Junot Díaz Opens Up About Sexual Abuse, Healing in New Essay

By Kenrya Rankin Apr 09, 2018

In a heartbreaking essay published by The New Yorker online today (April 9), author Junot Díaz writes about the childhood sexual abuse that he has grappled with alone for decades.

He opens the essay by addressing a reader who approached him to have a book signed at an event and asked if the characters who survived sexual abuse in his books were representative of his own experience.

I wish I had told you the truth then, but I was too scared in those days to say anything. Too scared, too committed to my mask. I responded with some evasive bullshit. And that was it. I signed your books. You thought I was going to say something, and when I didn’t you looked disappointed. But more than that you looked abandoned. I could have said anything but instead I turned to the next person in line and smiled. Out of the corner of my eye I watched you pick up your backpack, slowly put away your books and leave. When the signing was over I couldn’t get the fuck away from Amherst, from you and your question, fast enough. I ran the way I’ve always run. Like death itself was chasing me. For a couple of days afterward I fretted; I worried that I’d given myself away. But then the old oblivion reflex took over. I pushed it all down. Buried it all. Like always.

Díaz goes on to share how his rape at the hands of an adult he knew shaped the rest of his life.

That violación. Not enough pages in the world to describe what it did to me. The whole planet could be my inkstand and it still wouldn’t be enough. That shit cracked the planet of me in half, threw me completely out of orbit, into the lightless regions of space where life is not possible. I can say, truly, que casi me destruyó. Not only the rapes but all the sequelae: the agony, the bitterness, the self-recrimination, the asco, the desperate need to keep it hidden and silent. It fucked up my childhood. It fucked up my adolescence. It fucked up my whole life. More than being Dominican, more than being an immigrant, more, even, than being of African descent, my rape defined me. I spent more energy running from it than I did living. I was confused about why I didn’t fight, why I had an erection while I was being raped, what I did to deserve it. And always I was afraid—afraid that the rape had “ruined” me; afraid that I would be “found out”; afraid afraid afraid. “Real” Dominican men, after all, aren’t raped. And if I wasn’t a “real” Dominican man I wasn’t anything. The rape excluded me from manhood, from love, from everything.
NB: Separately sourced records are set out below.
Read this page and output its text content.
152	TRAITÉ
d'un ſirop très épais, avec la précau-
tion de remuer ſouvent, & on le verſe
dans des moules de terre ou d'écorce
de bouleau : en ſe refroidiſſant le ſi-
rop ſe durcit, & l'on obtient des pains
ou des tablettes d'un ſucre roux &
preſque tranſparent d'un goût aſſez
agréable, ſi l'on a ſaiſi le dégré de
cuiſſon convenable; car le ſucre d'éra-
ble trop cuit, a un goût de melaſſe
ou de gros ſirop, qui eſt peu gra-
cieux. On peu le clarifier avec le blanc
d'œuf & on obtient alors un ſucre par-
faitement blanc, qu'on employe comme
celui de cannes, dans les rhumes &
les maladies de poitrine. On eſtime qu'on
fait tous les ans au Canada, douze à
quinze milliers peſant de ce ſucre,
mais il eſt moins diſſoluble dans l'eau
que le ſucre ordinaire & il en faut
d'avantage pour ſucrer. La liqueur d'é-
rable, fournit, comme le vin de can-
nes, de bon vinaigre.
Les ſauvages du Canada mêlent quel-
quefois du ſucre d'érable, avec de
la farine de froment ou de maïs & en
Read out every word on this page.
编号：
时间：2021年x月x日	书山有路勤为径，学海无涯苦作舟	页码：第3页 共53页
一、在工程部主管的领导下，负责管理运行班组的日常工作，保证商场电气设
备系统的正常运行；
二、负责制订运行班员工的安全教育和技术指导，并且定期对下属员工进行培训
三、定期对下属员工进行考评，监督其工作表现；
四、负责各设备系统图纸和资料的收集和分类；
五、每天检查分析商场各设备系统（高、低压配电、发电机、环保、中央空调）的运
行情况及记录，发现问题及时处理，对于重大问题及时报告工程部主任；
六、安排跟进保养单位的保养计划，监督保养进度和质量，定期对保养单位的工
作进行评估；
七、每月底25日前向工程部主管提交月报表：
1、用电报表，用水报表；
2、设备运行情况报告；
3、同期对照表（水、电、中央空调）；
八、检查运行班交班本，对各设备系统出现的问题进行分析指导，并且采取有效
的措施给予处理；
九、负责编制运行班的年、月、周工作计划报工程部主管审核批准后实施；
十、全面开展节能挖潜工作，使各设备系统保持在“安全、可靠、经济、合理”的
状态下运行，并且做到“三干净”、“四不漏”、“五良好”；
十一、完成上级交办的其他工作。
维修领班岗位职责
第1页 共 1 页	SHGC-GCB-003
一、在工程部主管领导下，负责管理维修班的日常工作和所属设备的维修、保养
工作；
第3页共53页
The “This is How You Lose Her” writer goes on to chronicle the relationships he’s had, and how they buckled under the strain of his secret, how his trauma pushed him into unhealthy behaviors that left him suicidal and alone, and how a friend prevented his second suicide attempt:

When I was a kid, I heard that dinosaurs were so big that even if they received a killing blow it would take a while for their nervous systems to figure it out. That was me. After I lost Y— I moved to Cambridge full time, and for the next year or so I tried to “walk it off.” For a little while I seriously thought I was going to be fine. The mask had exploded into fragments, but I kept trying to wear the pieces as if nothing had happened. It would have been comedic if it hadn’t been so tragic. I tried to use sex to fill the hole I’d just blown through my heart, but it didn’t work. Didn’t stop me from trying.

I lost weeks, I lost months, I lost years (two). And then one day I woke up and literally couldn’t move from bed. An archipelago of grief was on me, a wine-dark sea of pain. In a drunken fit I tried to jump from my friend’s rooftop apartment in the D.R. He grabbed me before I could get my foot on a nearby stool and didn’t let go until I stopped shaking.

He ends by writing about why his road to healing includes sharing his story:

Toni Morrison wrote, “Anything dead coming back to life hurts.” In Spanish we say that when a child is born it is given the light. And that’s what it feels like to say the words, X—. Like I’m being given a second chance at the light.